Minat penelitian mahasiswa
di Kalimantan masih rendah
Mau
tak mau, diakui maupun tidak dan meski pernyataanku kali ini akan membuat
telinga beberapa kalangan panas, namun ini harus ku katakan bahwa secara garis
besar minat penelitian mahasiswa di Kalimantan Tengah masih minim. Paling
tidak, hal senada juga diungkapkan salah seorang kawan aktivis dari Orangutan
Foundation United Kingdom (OFUK).
Dalam
salah satu program yang pernah diadakan NGO negri ratu Elisabeth, dimana saat
itu mereka menawarkan beasiswa dalam sebuah paket penelitian bagi mahasiswa
lokal (Kalimantan), alhasil peluang ini sepi peminat. Ironis lagi, hingga batas
akhir penutupan tak ada satupun mahasiswa yang mendaftar. "Padahal, saat
itu beasiswa penelitian diprioritaskan bagi tiga mahasiswa lokal Kalteng,"
ungkap Manager Stasiun Penelitian Pondok Ambung OFUK, Arif Nugroho.
Akhirnya,
peluang emas bagi mahasiswa lokal ini semuanya ditangkap oleh para Mahasiswa
dari luar daerah, dan beruntung saat itu proposalku tembus. Selain diriku yang
berasal dari Universitas Negeri Semarang (UNNES) ada dua lagi mahasiswa asal
Universitas Negeri Yogyakarta (UNY) dan Universitas Negeri Jakarta (UNJ).

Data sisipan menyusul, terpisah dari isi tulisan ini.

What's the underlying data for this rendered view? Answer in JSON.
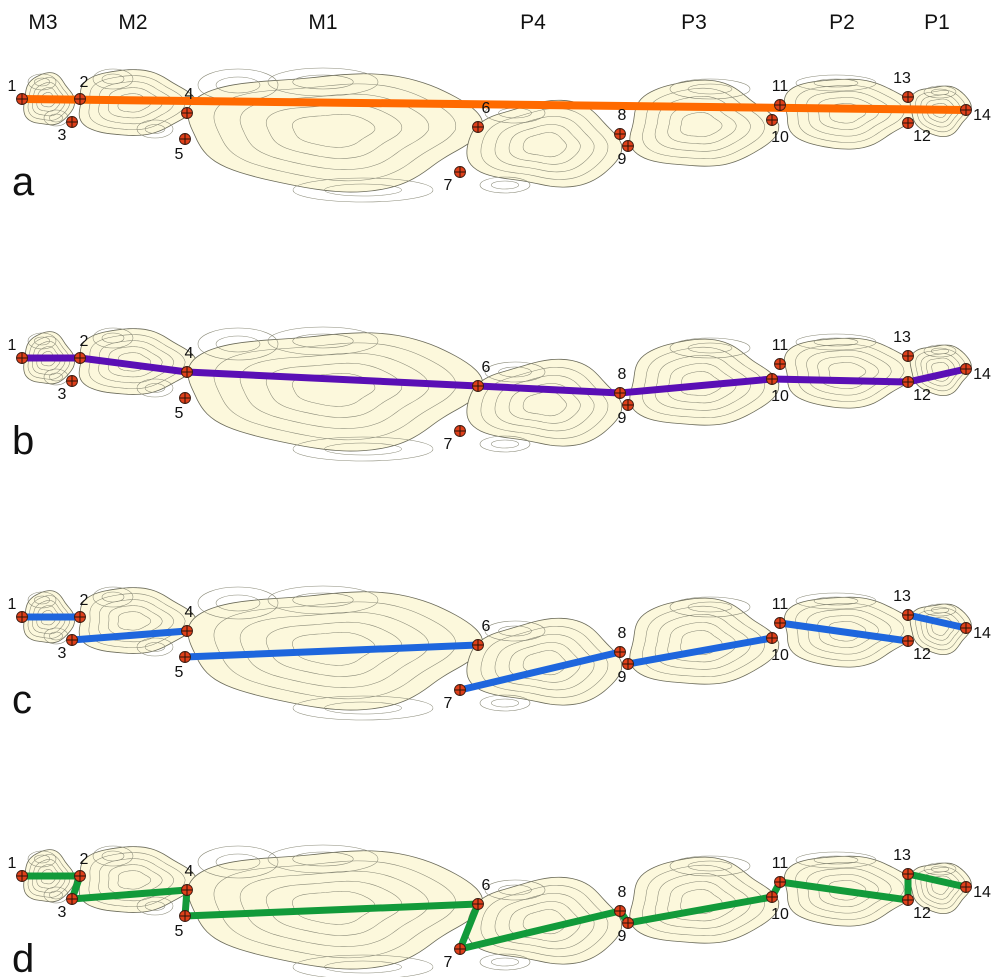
{
  "tooth_labels": [
    "M3",
    "M2",
    "M1",
    "P4",
    "P3",
    "P2",
    "P1"
  ],
  "panels": [
    {
      "letter": "a",
      "line_color": "#ff6a00"
    },
    {
      "letter": "b",
      "line_color": "#5a0fb5"
    },
    {
      "letter": "c",
      "line_color": "#1e66dd"
    },
    {
      "letter": "d",
      "line_color": "#129a3a"
    }
  ],
  "landmark_labels": [
    "1",
    "2",
    "3",
    "4",
    "5",
    "6",
    "7",
    "8",
    "9",
    "10",
    "11",
    "12",
    "13",
    "14"
  ],
  "colors": {
    "tooth_fill": "#fcf8dc",
    "contour": "#8a8a78",
    "landmark": "#e0401a"
  }
}
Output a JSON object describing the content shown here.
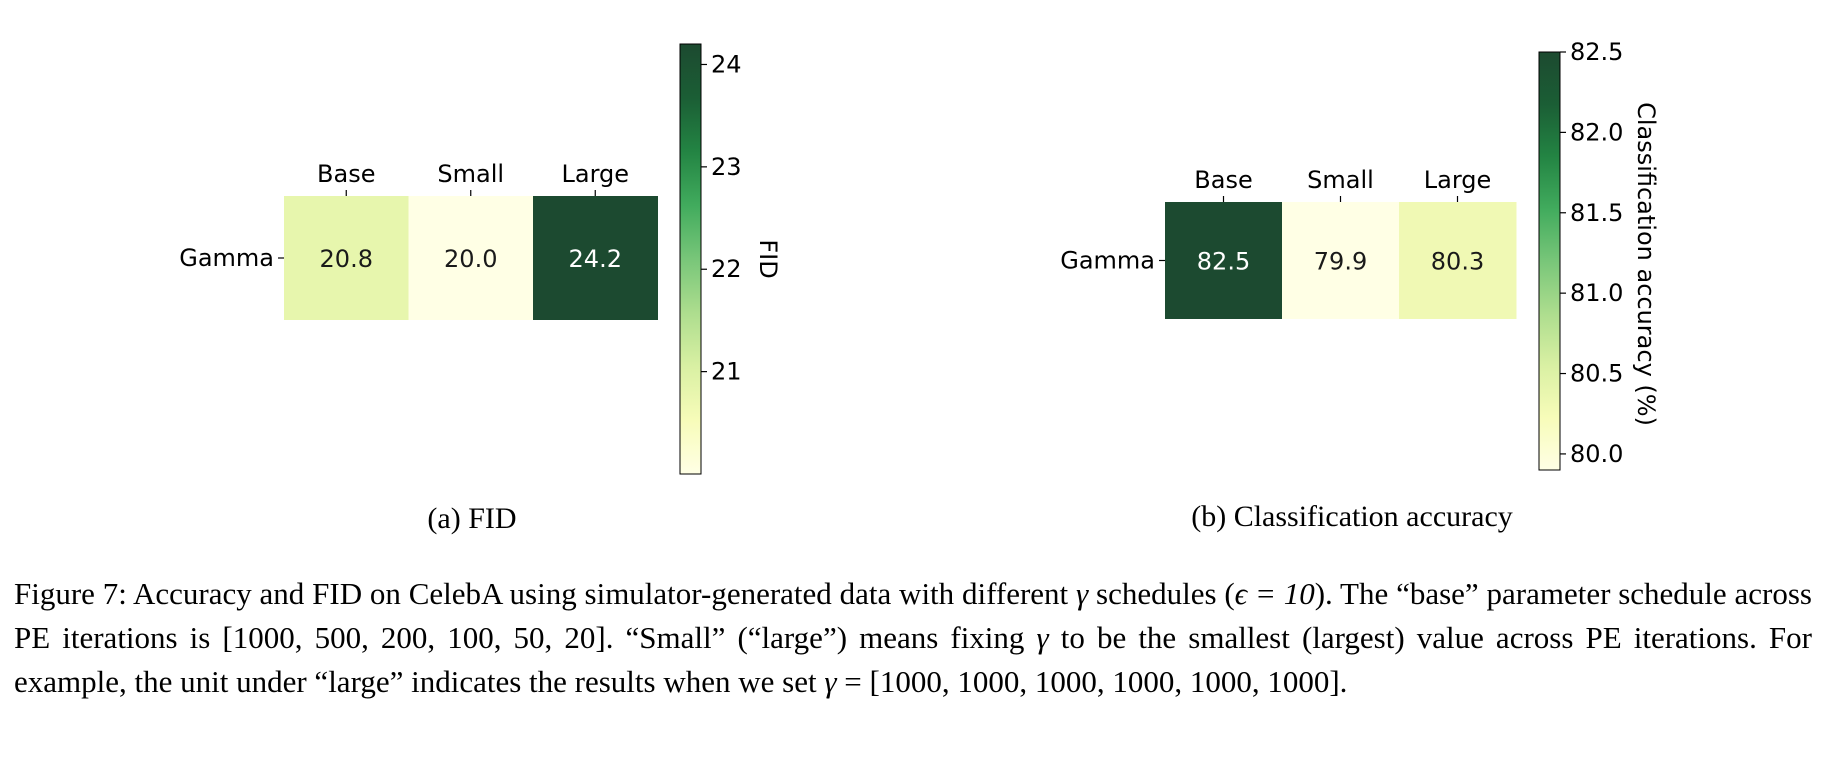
{
  "chart_data": [
    {
      "type": "heatmap",
      "subcaption": "(a) FID",
      "x_categories": [
        "Base",
        "Small",
        "Large"
      ],
      "y_categories": [
        "Gamma"
      ],
      "values": [
        [
          20.8,
          20.0,
          24.2
        ]
      ],
      "value_labels": [
        [
          "20.8",
          "20.0",
          "24.2"
        ]
      ],
      "colorbar": {
        "label": "FID",
        "range": [
          20.0,
          24.2
        ],
        "ticks": [
          21,
          22,
          23,
          24
        ],
        "tick_labels": [
          "21",
          "22",
          "23",
          "24"
        ]
      },
      "colormap": "YlGn"
    },
    {
      "type": "heatmap",
      "subcaption": "(b) Classification accuracy",
      "x_categories": [
        "Base",
        "Small",
        "Large"
      ],
      "y_categories": [
        "Gamma"
      ],
      "values": [
        [
          82.5,
          79.9,
          80.3
        ]
      ],
      "value_labels": [
        [
          "82.5",
          "79.9",
          "80.3"
        ]
      ],
      "colorbar": {
        "label": "Classification accuracy (%)",
        "range": [
          79.9,
          82.5
        ],
        "ticks": [
          80.0,
          80.5,
          81.0,
          81.5,
          82.0,
          82.5
        ],
        "tick_labels": [
          "80.0",
          "80.5",
          "81.0",
          "81.5",
          "82.0",
          "82.5"
        ]
      },
      "colormap": "YlGn"
    }
  ],
  "caption": {
    "part1": "Figure 7:  Accuracy and FID on CelebA using simulator-generated data with different ",
    "gamma": "γ",
    "part2": " schedules (",
    "epsilon": "ϵ = 10",
    "part3": ").  The “base” parameter schedule across PE iterations is [1000, 500, 200, 100, 50, 20].  “Small” (“large”) means fixing ",
    "part4": " to be the smallest (largest) value across PE iterations.  For example, the unit under “large” indicates the results when we set ",
    "part5": " = [1000, 1000, 1000, 1000, 1000, 1000]."
  },
  "colors": {
    "ylgn_low": "#ffffe5",
    "ylgn_high": "#004529"
  }
}
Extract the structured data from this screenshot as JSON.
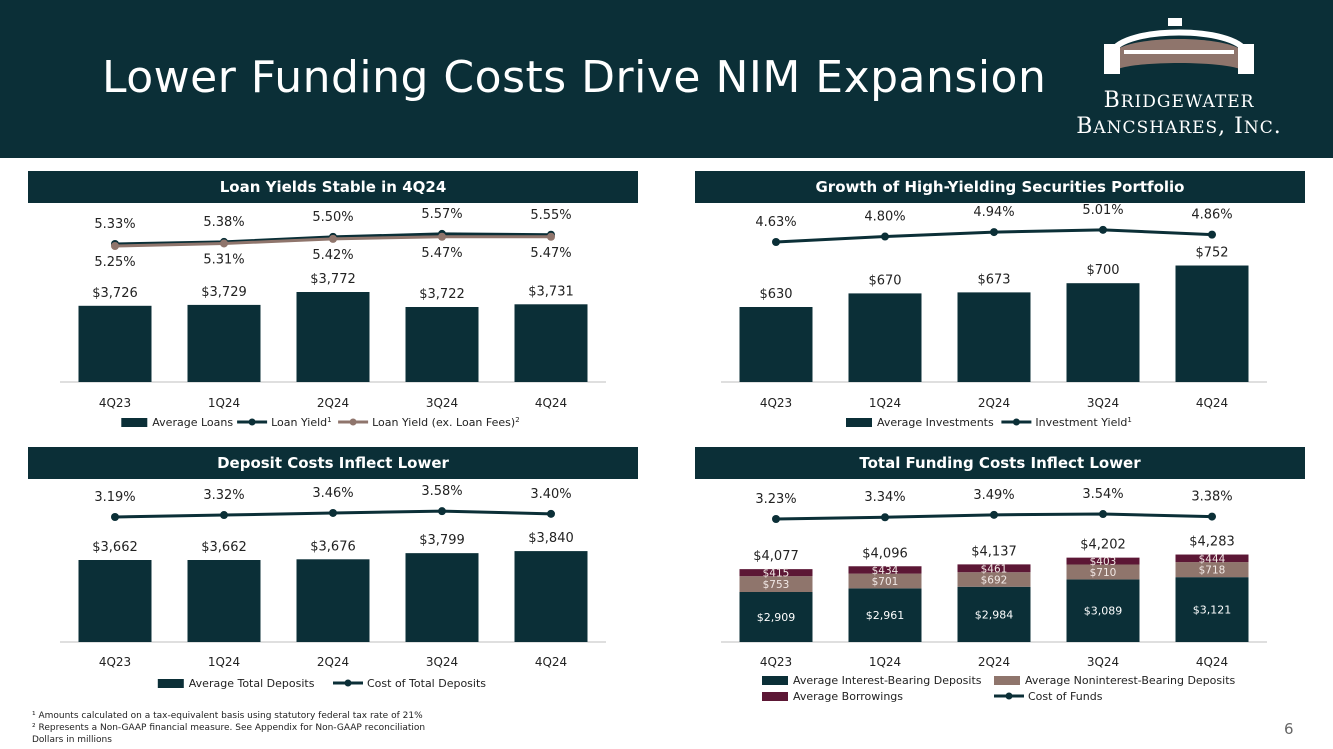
{
  "title": "Lower Funding Costs Drive NIM Expansion",
  "logo": {
    "line1": "Bridgewater",
    "line2": "Bancshares, Inc.",
    "icon": "bridge-logo-icon"
  },
  "colors": {
    "dark": "#0b2f37",
    "taupe": "#8f756c",
    "maroon": "#5c1735",
    "text": "#222222"
  },
  "page_number": "6",
  "footnotes": [
    "¹ Amounts calculated on a tax-equivalent basis using statutory federal tax rate of 21%",
    "² Represents a Non-GAAP financial measure. See Appendix for Non-GAAP reconciliation",
    "Dollars in millions"
  ],
  "panels": [
    {
      "title": "Loan Yields Stable in 4Q24"
    },
    {
      "title": "Growth of High-Yielding Securities Portfolio"
    },
    {
      "title": "Deposit Costs Inflect Lower"
    },
    {
      "title": "Total Funding Costs Inflect Lower"
    }
  ],
  "chart_data": [
    {
      "type": "bar",
      "title": "Loan Yields Stable in 4Q24",
      "categories": [
        "4Q23",
        "1Q24",
        "2Q24",
        "3Q24",
        "4Q24"
      ],
      "bars": {
        "name": "Average Loans",
        "values": [
          3726,
          3729,
          3772,
          3722,
          3731
        ],
        "labels": [
          "$3,726",
          "$3,729",
          "$3,772",
          "$3,722",
          "$3,731"
        ]
      },
      "lines": [
        {
          "name": "Loan Yield",
          "sup": "1",
          "values": [
            5.33,
            5.38,
            5.5,
            5.57,
            5.55
          ],
          "labels": [
            "5.33%",
            "5.38%",
            "5.50%",
            "5.57%",
            "5.55%"
          ],
          "color": "#0b2f37",
          "label_pos": "above"
        },
        {
          "name": "Loan Yield (ex. Loan Fees)",
          "sup": "2",
          "values": [
            5.25,
            5.31,
            5.42,
            5.47,
            5.47
          ],
          "labels": [
            "5.25%",
            "5.31%",
            "5.42%",
            "5.47%",
            "5.47%"
          ],
          "color": "#8f756c",
          "label_pos": "below"
        }
      ],
      "legend": "bottom"
    },
    {
      "type": "bar",
      "title": "Growth of High-Yielding Securities Portfolio",
      "categories": [
        "4Q23",
        "1Q24",
        "2Q24",
        "3Q24",
        "4Q24"
      ],
      "bars": {
        "name": "Average Investments",
        "values": [
          630,
          670,
          673,
          700,
          752
        ],
        "labels": [
          "$630",
          "$670",
          "$673",
          "$700",
          "$752"
        ]
      },
      "lines": [
        {
          "name": "Investment Yield",
          "sup": "1",
          "values": [
            4.63,
            4.8,
            4.94,
            5.01,
            4.86
          ],
          "labels": [
            "4.63%",
            "4.80%",
            "4.94%",
            "5.01%",
            "4.86%"
          ],
          "color": "#0b2f37",
          "label_pos": "above"
        }
      ],
      "legend": "bottom"
    },
    {
      "type": "bar",
      "title": "Deposit Costs Inflect Lower",
      "categories": [
        "4Q23",
        "1Q24",
        "2Q24",
        "3Q24",
        "4Q24"
      ],
      "bars": {
        "name": "Average Total Deposits",
        "values": [
          3662,
          3662,
          3676,
          3799,
          3840
        ],
        "labels": [
          "$3,662",
          "$3,662",
          "$3,676",
          "$3,799",
          "$3,840"
        ]
      },
      "lines": [
        {
          "name": "Cost of Total Deposits",
          "sup": "",
          "values": [
            3.19,
            3.32,
            3.46,
            3.58,
            3.4
          ],
          "labels": [
            "3.19%",
            "3.32%",
            "3.46%",
            "3.58%",
            "3.40%"
          ],
          "color": "#0b2f37",
          "label_pos": "above"
        }
      ],
      "legend": "bottom"
    },
    {
      "type": "bar",
      "title": "Total Funding Costs Inflect Lower",
      "categories": [
        "4Q23",
        "1Q24",
        "2Q24",
        "3Q24",
        "4Q24"
      ],
      "stacked": [
        {
          "name": "Average Interest-Bearing Deposits",
          "color": "#0b2f37",
          "values": [
            2909,
            2961,
            2984,
            3089,
            3121
          ],
          "labels": [
            "$2,909",
            "$2,961",
            "$2,984",
            "$3,089",
            "$3,121"
          ]
        },
        {
          "name": "Average Noninterest-Bearing Deposits",
          "color": "#8f756c",
          "values": [
            753,
            701,
            692,
            710,
            718
          ],
          "labels": [
            "$753",
            "$701",
            "$692",
            "$710",
            "$718"
          ]
        },
        {
          "name": "Average Borrowings",
          "color": "#5c1735",
          "values": [
            415,
            434,
            461,
            403,
            444
          ],
          "labels": [
            "$415",
            "$434",
            "$461",
            "$403",
            "$444"
          ]
        }
      ],
      "totals": [
        "$4,077",
        "$4,096",
        "$4,137",
        "$4,202",
        "$4,283"
      ],
      "lines": [
        {
          "name": "Cost of Funds",
          "sup": "",
          "values": [
            3.23,
            3.34,
            3.49,
            3.54,
            3.38
          ],
          "labels": [
            "3.23%",
            "3.34%",
            "3.49%",
            "3.54%",
            "3.38%"
          ],
          "color": "#0b2f37",
          "label_pos": "above"
        }
      ],
      "legend": "bottom"
    }
  ]
}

Bahkan, ketika kami kembali menawarkan sharing kepada mereka (mahasiswa lokal),
tak satupun mahasiswa Kalimantan tertarik. "Sungguh memperihatinkan
komunitas pendidikan tinggi di sini," anggapku saat itu.
Dalam
sebuah kesempatan aku berbincang kembali dengan Arif, “Kenapa mahasiswa lokal
diprioritaskan?” Tanyaku. Setelah
menenggak secangkir kopi, Arif menjelaskan, hal ini karena objek penelitiannya
berkaitan dengan aksi Badan Koordinasi Pengelolaan Cagar Biosfer Tanjung
Puting. OFUK bersama Taman Nasional Tanjung Puting (TNTP) berkomitmen mendorong
berkembangnya penelitian dan keilmuan di Indonesia. Salah satunya melalui
program beasiswa penelitian.
Tentu
saja hal yang demikian ini menimbulkan banyak argumen, mengapa mahasiswa lokal
tak menangkap peluang itu? Salah satu kawan dari Jakarta, Si Vicky
mengatakan, boleh jadi tradisi
penelitian mereka belum berkembang baik. Tentu saja ini merupakan argumen aman,
untuk mengatakan, tak berkembang. Bukan belum berkembang.
Soalnya,
dari data yang ku peroleh, ternyata siswa (bukan mahasiswa perguruan tinggi) di
wilayah ini sebenarnya sudah akrab dengan dunia penelitian. Yang terbaru, event
internasional Asia Pacific Conference of Young Scientists (APCYS) 2012 yang diikuti
12 negara, di Palangkaraya, awal September lalu, menggembirakan. Andre Pratama,
Siswa SMAN 1 Sampit meraih nilai tertinggi dibidang environmental science.
Dengan
penelitiannya “Liquid smoke as a rubber coagulant agent” mengupas cara
menghilangkan bau dari hasil produksi karet dengan memanfaatkan limbah
tempurung kelapa sawit. Dan tentu saja hal-hal revoluseoner serupa yang
diharapkan juga di pendidikan tinggi saat ini.
Karena
tantangan OFUK dan TNTP tak ditangkap mahasiswa lokal ini patut disayangkan. Pasalnya,
tema penelitiannya dekat dengan problematika lingkungan di Kalteng; Tanjung
Puting.
Itu
artinya, isu Tanjung Puting sebagai taman nasional sekaligus cagar biosfer
menarik perhatian kalangan internasional. Mestinya, penelitian bagi
perkembangan ilmu pengetahuan untuk kelestarian Tanjung Puting dan status cagar
biosfer, tak dilewatkan mahasiswa Kalimantan begitu saja.